Based in Miami for over 20 years, Mark Handforth is profoundly tied to the legacy of the 20th-century American avant-garde. He freely makes use of a formal vocabulary borrowed from Ready-Made, Minimalist or Pop Art, which he confronts with an iconography often derived from the urban environment. Handforth willingly adopts a casual attitude with regard to the practices of 1960s New York artists such as Rauschenberg, Warhol or Flavin. In his work, fluorescent tubes become eclipses (Eclipse, 2003) or rising suns (Rising Sun, 2003), and urban furniture or fixtures, like street lamps, traffic signs or fire hydrants, are bent, twisted and distorted, not without humour. Finally, the icons of American culture, and in particular the star, carry traces of inexplicable collisions (Yellow Star, 2011).

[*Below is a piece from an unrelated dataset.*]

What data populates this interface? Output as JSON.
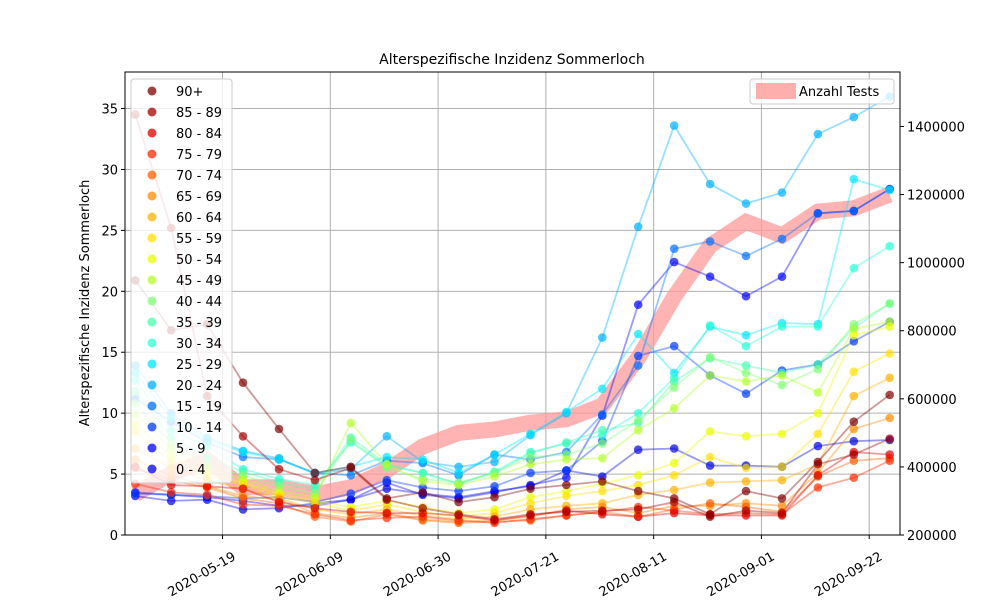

For his exhibition at the Galerie Mitterrand, Mark Handforth has created a new sculpture entitled Deep Violet. This enormous, sparkling star with dented branches or tips is accompanied by a large wall installation composed of luminous tubes, depicting in a naive and almost childlike fashion, an eclipse or a sunrise. This symbolic landscape created by Mark Handforth oscillates between violence and gentleness, disenchantment and rapture.
Mark Handforth was born in Hong Kong in 1969 and grew up in England. Since 1992 he has lived in Miami, in the United States. He graduated from the Academy of Fine Art in Frankfurt and the Slade School of Fine Art in London. He is internationally acclaimed for his installations in the public spaces. His large-scale sculptures have been displayed in Central Park in New York, the Dallas Museum of Art, and the MCA in Chicago and during the FIAC offsite event in Paris. Mark Handforth has also received public commissions from the cities of Paris (Porte de Bagnolet) and Zurich (Tessinerplatz).